One interesting new feature I noticed in the Visual Studio 2010 beta 1 debugger: You can now turn watch expressions into little detached “post-it”-like notes that float around your debugger window. I’m calling them Watch Notes for now, since I have no clue what the feature is actually called.
You can create them by hovering the mouse over an expression. Like in previous versions, you’ll get the watch popup with the details and value of the expression, but notice the little Note-icon on the right:
If you click on it, the watch expression window will be moved to turn yellow and get detached. It keeps around during your debugging and works just like any expression in the real watch window (that is, it’s context sensitive and insensitive at the same time).
I think this is pretty nifty for some debugging helpers. They will even persist across debugger sessions! More interesting, you can add a brief descriptive text to each watch note and keep it visible (or hidden).

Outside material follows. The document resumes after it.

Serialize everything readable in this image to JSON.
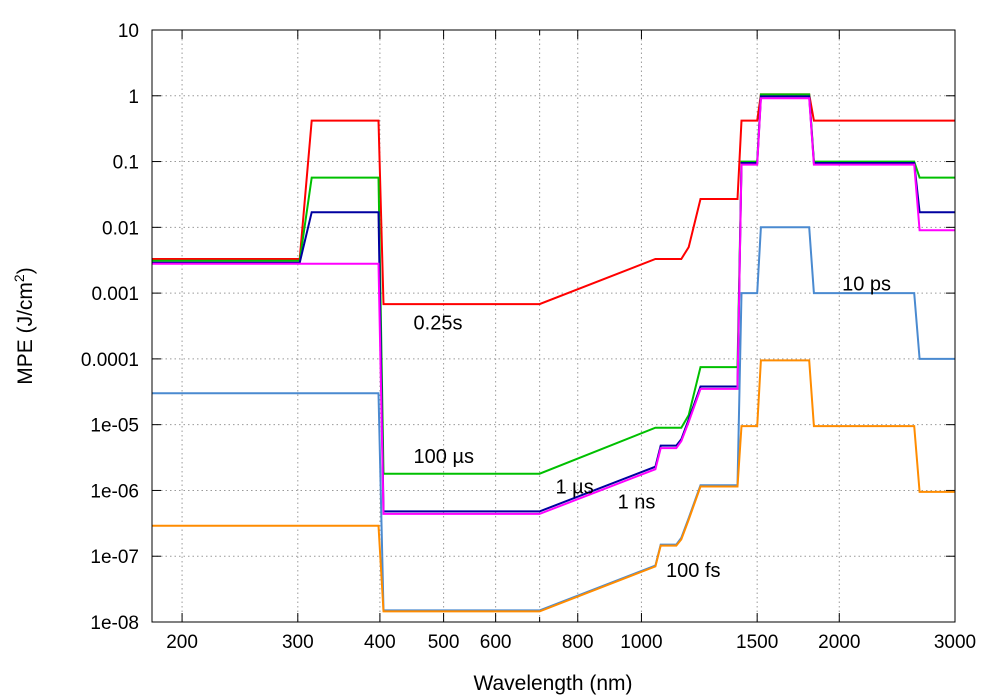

I think these will be very useful when debugging complex issues in small pieces of code, because for general debugging sessions when you go through lots of places in the code, they will get a bit in the way.
Something Fishy
Something I did not like, though, is that the note icon used to create these gets hidden away whenever you look into a complex expression that can be drilled down (i.e. one that has [+] next to it):
As soon as the expression properties is expanded, the note icon disappears, and since they always expand automatically as soon as you hover the the cursor over the expression and you need to move over it anyway to reach the note icon (otherwise, the whole popup disappears), then you have to go right away to collapse the properties before being able to create a watch note from the expression. This can get annoying real quick.